[Date Prev][Date Next][Thread Prev][Thread Next][Date Index][Thread Index]

Re: [HTCondor-users] Determine when all jobs in a cluster have finished?



3 Answers so far - thanks - let me hit each one:
>I believe you are looking for "condor_wait".  The following page has all the info you need.
> http://research.cs.wisc.edu/htcondor/manual/current/condor_wait.html
>
Def seems better than the condor_q options but still doesn't seem ideal.

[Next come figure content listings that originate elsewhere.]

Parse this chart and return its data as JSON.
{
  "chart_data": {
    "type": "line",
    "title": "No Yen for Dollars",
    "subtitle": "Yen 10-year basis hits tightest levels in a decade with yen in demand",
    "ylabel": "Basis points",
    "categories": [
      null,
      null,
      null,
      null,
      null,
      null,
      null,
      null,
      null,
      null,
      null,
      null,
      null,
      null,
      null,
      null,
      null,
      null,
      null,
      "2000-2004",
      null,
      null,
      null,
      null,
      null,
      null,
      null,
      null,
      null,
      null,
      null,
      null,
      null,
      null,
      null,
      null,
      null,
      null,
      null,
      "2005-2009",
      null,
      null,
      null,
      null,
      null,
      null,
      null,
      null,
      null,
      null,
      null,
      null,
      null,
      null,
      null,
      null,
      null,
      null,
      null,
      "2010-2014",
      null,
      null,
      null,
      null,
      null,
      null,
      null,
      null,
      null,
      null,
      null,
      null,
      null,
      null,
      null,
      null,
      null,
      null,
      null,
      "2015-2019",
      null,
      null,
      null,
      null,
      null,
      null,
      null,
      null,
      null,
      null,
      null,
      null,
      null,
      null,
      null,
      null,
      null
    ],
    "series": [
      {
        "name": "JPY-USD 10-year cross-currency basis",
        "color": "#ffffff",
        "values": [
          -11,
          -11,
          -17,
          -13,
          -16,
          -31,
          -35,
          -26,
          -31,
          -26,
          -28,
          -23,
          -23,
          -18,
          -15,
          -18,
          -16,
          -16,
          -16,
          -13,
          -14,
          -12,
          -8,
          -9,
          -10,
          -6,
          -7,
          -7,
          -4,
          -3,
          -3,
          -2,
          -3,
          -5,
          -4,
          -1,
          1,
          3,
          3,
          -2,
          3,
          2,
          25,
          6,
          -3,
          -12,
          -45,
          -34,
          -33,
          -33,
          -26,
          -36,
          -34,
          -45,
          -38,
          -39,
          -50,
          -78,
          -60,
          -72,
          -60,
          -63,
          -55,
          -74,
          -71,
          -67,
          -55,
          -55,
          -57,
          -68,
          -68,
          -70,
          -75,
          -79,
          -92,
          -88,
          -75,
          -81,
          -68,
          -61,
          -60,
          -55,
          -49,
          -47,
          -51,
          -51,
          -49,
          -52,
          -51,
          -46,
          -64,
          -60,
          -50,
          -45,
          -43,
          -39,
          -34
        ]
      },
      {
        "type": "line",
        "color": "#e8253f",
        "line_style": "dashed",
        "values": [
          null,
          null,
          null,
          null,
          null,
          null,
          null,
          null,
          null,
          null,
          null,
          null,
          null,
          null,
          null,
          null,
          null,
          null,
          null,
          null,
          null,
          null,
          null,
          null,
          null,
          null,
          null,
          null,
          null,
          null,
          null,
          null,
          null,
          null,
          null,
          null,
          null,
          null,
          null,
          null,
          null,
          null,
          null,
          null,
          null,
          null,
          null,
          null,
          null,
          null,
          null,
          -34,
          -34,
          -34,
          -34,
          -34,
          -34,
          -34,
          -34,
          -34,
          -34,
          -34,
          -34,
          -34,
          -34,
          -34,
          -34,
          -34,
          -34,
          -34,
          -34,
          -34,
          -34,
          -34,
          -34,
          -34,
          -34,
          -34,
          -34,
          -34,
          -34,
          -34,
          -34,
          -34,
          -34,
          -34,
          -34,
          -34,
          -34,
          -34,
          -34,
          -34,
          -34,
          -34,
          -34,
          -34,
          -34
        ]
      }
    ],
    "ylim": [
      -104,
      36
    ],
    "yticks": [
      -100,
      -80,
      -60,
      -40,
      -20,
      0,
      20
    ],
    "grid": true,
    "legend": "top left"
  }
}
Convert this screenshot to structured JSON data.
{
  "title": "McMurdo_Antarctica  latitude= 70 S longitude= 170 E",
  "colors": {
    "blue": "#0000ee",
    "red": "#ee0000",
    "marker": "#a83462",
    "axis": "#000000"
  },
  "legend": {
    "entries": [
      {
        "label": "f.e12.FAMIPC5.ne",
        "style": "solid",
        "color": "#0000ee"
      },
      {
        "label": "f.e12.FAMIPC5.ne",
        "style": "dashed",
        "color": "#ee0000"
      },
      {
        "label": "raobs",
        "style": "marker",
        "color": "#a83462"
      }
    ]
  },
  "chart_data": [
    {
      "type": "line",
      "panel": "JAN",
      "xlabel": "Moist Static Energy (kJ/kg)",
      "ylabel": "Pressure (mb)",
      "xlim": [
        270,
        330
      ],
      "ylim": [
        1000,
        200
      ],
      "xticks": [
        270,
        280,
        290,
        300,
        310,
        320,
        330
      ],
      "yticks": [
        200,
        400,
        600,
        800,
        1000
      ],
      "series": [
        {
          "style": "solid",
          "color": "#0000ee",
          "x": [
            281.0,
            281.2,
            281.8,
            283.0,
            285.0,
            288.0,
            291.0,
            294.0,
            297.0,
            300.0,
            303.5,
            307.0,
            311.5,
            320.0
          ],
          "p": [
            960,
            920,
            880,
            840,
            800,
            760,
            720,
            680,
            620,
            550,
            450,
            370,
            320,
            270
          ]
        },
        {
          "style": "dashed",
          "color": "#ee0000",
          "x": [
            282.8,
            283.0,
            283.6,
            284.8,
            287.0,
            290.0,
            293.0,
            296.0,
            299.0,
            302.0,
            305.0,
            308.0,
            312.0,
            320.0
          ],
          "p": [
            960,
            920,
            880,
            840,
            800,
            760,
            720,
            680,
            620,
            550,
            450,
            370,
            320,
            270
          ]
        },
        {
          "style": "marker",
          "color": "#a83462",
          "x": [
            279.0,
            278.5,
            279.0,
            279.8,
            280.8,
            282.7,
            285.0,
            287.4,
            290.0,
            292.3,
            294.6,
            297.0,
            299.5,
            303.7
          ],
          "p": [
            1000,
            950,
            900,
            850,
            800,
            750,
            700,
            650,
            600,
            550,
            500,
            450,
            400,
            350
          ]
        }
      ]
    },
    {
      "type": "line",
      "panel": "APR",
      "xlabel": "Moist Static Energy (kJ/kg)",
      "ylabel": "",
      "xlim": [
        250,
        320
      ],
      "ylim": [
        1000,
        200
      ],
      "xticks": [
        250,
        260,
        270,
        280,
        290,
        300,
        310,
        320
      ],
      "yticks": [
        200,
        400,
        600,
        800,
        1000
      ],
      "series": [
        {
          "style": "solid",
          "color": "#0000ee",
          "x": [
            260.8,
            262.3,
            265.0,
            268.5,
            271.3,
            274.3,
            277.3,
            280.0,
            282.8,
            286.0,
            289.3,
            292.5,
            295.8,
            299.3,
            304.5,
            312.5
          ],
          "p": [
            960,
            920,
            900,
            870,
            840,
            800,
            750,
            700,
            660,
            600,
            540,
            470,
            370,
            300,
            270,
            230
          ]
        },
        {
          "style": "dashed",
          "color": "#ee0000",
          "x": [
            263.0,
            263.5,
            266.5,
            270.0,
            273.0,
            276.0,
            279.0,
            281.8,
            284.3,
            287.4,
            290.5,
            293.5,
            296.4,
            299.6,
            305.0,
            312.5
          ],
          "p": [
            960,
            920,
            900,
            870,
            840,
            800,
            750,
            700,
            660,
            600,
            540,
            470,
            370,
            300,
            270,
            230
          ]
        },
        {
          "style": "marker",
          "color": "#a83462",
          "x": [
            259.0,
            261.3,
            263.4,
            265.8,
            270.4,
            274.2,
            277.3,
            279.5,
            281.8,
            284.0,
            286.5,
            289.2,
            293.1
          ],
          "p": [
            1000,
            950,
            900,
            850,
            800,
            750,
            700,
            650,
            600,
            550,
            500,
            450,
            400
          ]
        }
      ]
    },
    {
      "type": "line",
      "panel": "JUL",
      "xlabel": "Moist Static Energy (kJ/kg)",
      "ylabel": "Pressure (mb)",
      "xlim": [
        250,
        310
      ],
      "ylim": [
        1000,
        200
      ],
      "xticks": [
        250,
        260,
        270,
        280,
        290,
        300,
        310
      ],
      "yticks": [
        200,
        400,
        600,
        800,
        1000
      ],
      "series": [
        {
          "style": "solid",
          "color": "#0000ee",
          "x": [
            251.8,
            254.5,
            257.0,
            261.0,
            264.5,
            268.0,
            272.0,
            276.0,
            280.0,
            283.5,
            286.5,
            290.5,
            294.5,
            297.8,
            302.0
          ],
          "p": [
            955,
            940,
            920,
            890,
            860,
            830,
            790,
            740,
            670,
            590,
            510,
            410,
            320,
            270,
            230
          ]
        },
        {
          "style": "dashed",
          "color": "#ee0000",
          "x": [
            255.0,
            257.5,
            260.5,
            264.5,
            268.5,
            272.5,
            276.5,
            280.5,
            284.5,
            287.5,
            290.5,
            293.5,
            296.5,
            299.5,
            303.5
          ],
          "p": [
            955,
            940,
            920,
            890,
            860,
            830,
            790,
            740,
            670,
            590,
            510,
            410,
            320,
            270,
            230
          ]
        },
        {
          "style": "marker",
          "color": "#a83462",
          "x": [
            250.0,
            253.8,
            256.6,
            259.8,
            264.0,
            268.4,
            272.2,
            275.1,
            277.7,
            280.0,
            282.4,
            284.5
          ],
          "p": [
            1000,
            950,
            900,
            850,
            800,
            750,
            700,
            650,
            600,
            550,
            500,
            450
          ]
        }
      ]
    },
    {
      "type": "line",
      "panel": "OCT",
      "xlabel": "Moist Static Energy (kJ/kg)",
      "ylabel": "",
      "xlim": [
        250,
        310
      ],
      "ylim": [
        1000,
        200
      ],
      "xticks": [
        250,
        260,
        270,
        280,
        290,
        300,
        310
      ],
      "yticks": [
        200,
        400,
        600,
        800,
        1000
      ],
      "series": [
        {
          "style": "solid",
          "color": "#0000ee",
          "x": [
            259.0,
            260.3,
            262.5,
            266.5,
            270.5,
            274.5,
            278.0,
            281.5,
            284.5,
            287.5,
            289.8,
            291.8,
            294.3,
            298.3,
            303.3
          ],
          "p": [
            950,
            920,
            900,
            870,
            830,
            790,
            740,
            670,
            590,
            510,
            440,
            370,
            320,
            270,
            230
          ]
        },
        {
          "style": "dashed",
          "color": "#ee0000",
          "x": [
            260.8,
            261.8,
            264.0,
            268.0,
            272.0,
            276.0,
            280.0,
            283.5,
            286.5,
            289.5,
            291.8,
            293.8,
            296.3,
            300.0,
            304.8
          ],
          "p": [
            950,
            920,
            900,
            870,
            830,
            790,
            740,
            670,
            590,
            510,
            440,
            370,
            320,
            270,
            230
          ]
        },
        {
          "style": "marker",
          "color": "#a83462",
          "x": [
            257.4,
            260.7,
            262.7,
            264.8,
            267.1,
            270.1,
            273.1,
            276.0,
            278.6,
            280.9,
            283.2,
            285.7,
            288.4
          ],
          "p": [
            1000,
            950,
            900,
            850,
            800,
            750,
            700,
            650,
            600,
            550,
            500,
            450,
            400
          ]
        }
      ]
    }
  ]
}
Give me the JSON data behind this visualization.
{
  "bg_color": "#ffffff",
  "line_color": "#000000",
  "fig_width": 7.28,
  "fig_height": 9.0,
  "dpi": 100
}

>Won't  NOTIFICATION=complete in your job submission do it?
>Should email when the cluster is complete - though it may email you when each job completes which you probably don't want ...
>--Russell Smithies
>
I don't want an email, I need programmatic notification, so I don't
think that will work for me. I don't want to kick off a separate
process that monitors email.

>I ran into a similar issue recently.  One option is to use DAGMan with a single node representing your job.  DAGMan will monitor the job for you and report completion.
>Mike
>
Ah - this looks like just what I need. I'll have to re-architect my
code a bit but this certainly looks like what I need. Thanks! Wait -
can you elaborate on "use DAGMan with a single node representing your
job"? Is that what I described below?

So, with DAGMan it looks like I will need to have my DBQueries job be
completely separate, then it will create a DAGman job and submit it
such that it creates multiple jobs in a cluster (the workers) and
those must be done before we can post-process. I guess that would
work... it connects the processing with the post-processing but the
pre-processing (the DB query) is essentially separate (not managed
with DAGMan).

So, my dag file would look like
###
Job Workers workers.job
Job PostProcess postprocess.job
PARENT Workers CHILD PostProcess
###
and the initial (non-DAGMan job) QueryDB would create the workers.job,
postprocess.job, and the dag file and submit the DAG job.

Brian

On Tue, Jan 29, 2013 at 5:18 PM, Brian Pipa <brianpipa@xxxxxxxxx> wrote:
> Short: I'm trying to figure out when all jobs from a job cluster have
> finished so that I can do some post-processing. I can think of lots of
> ways for me to code this up, but it seems like there would be some
> easy way in Condor to do this - does anyone know how?
>
> Long: I have a single Java master task (that is also a Condor job,
> though that's not relevant) that does a large DB query then splits the
> results into chunks and submits each chunk to Condor as a job via one
> ClassAd so they all have the same Cluster id. These jobs are all Java
> worker jobs that call various tools to process the data. I have all of
> the output for each worker cluster going to a single directory so it's
> easy to keep them together and know what output is from which run. As
> I said above, I can think of a bunch of ways I could code up a
> solution but it seems like Condor might have a way to tell if a
> Cluster of jobs has finished or not.  Does anyone know if Condor does
> have a way to do this?
>
> UPDATE: while typing this email up I found:
> condor_q <cluster>
> which might work. When I submit the one big worker job, I capture the
> output from condor_submit and I can parse out the id from that "X
> job(s) submitted to cluster Y".  Then, after I submit the job, I can
> call
> condor_q Y
> periodically until it tells me no more jobs are in the q.
> or I could call
> condor_q Y |grep Y
> until I get nothing back.
>
> Does this sounds right/make sense? is there an easier way to do this?
> My way seems kind of hacky though I think it should work.
>
> Thanks!
> Brian